According to Dr. Comer:
Synergy's GC-C receptor agonist program represents an innovative and exciting technology platform that I believe offers great potential for the treatment of patients with GI disorders and diseases…
I believe the depth of my experience in clinical development specifically in gastroenterology will play a pivotal role in maximizing Synergy's clinical potential with these drugs, and am very pleased and excited to be joining Synergy at this opportune time.
What makes the appointment all the more interesting is that it raises the potential for a buyout. Due to a rather high level of risk discounting, Pfizer, as I explained here, is meaningfully trading below intrinsic value. Patent cliffs, especially Lipitor's exclusivity loss, simply mean that the iconic firm will have to reinvent itself in order to catalyze free cash flow. In this stage of the game, Pfizer has been selling off some of its non-core businesses and several analysts are now speculating that it will use some of the resulting cash to scoop up firms similar to Synergy.
And for good reason. Synergy's lead candidate, Plecanatide, which is smoothly progressing through its Phase II/III trial, treats constipation-predominant irritable bowel syndrome and chronic idiopathic constipation. The preponderance of bullish analysts suggests that it has favorable risk/reward: Summer Street gave the company a price target of $9; Roth Capital, $12; and Bean Murray, $13. That is an implied undervaluation of between 55.2% and 124.1% on top of 42.2% appreciation over the last month.

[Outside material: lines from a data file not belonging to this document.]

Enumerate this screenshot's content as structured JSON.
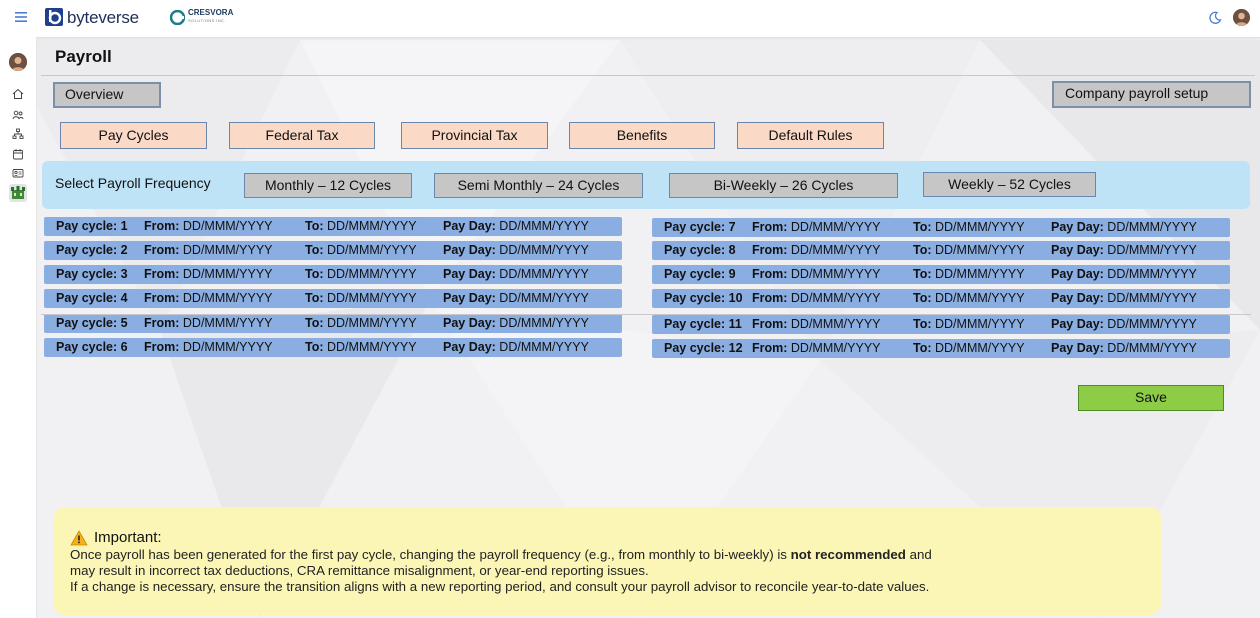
{
  "header": {
    "brand": "byteverse",
    "partner_name": "CRESVORA",
    "partner_sub": "SOLUTIONS INC."
  },
  "page": {
    "title": "Payroll"
  },
  "buttons": {
    "overview": "Overview",
    "company_setup": "Company payroll setup",
    "save": "Save"
  },
  "tabs": [
    "Pay Cycles",
    "Federal Tax",
    "Provincial Tax",
    "Benefits",
    "Default Rules"
  ],
  "frequency": {
    "label": "Select Payroll Frequency",
    "options": [
      "Monthly – 12 Cycles",
      "Semi Monthly – 24 Cycles",
      "Bi-Weekly – 26 Cycles",
      "Weekly – 52 Cycles"
    ]
  },
  "cycle_labels": {
    "from": "From:",
    "to": "To:",
    "pay_day": "Pay Day:",
    "placeholder": "DD/MMM/YYYY"
  },
  "cycles": [
    {
      "label": "Pay cycle: 1"
    },
    {
      "label": "Pay cycle: 2"
    },
    {
      "label": "Pay cycle: 3"
    },
    {
      "label": "Pay cycle: 4"
    },
    {
      "label": "Pay cycle: 5"
    },
    {
      "label": "Pay cycle: 6"
    },
    {
      "label": "Pay cycle: 7"
    },
    {
      "label": "Pay cycle: 8"
    },
    {
      "label": "Pay cycle: 9"
    },
    {
      "label": "Pay cycle: 10"
    },
    {
      "label": "Pay cycle: 11"
    },
    {
      "label": "Pay cycle: 12"
    }
  ],
  "notice": {
    "title": "Important:",
    "line1_pre": "Once payroll has been generated for the first pay cycle, changing the payroll frequency (e.g., from monthly to bi-weekly) is ",
    "line1_bold": "not recommended",
    "line1_post": " and",
    "line2": "may result in incorrect tax deductions, CRA remittance misalignment, or year-end reporting issues.",
    "line3": "If a change is necessary, ensure the transition aligns with a new reporting period, and consult your payroll advisor to reconcile year-to-date values."
  },
  "icons": {
    "menu": "hamburger-menu-icon",
    "theme": "moon-icon",
    "sidebar": [
      "home-icon",
      "users-icon",
      "org-chart-icon",
      "calendar-icon",
      "id-card-icon",
      "payroll-icon"
    ]
  },
  "colors": {
    "tab_bg": "#fad9c6",
    "freq_panel": "#bfe3f6",
    "cycle_row": "#8aaee2",
    "save": "#8ccd45",
    "notice_bg": "#fbf6b6"
  }
}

Equipped with her background in gastroenterology at Pfizer, Dr. Comer can meaningfully assess Synergy's synergistic value and possibly close the discount through a takeover. Competitor Ironwood Pharmaceuticals (IRWD) is pushing a similar product to the market but this process has been delayed three months by the FDA. The commercialization disruptions compound other issues: Ironwood's product comes with the side effect of severe diarrhea whereas Synergy's does not.

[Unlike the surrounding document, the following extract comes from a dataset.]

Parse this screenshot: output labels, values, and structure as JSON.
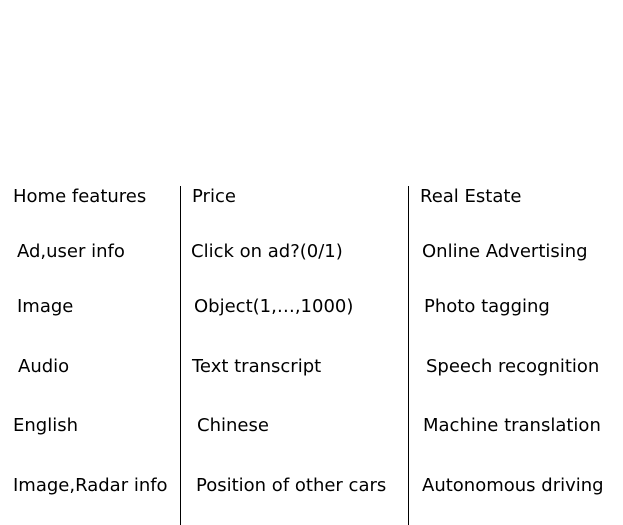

Plecanatide targets an underserved market worth up to $2B annually and has strong IP protection. Phase IIa showed promising results in improving bowel symptoms and habits associated with chronic constipation. A majority of adverse events were transient and a majority of patients experienced 1st bowel movement within 7 hours versus 16 hours for the control. Secondary endpoints for abdominal discomfort, straining scores, constipation severity, and overall relief were also improved. With these results in mind, it appears that the major BioPharma players will increasingly eye Synergy as Dr. Comer guides plecanatide through its promising Phase II/III trial.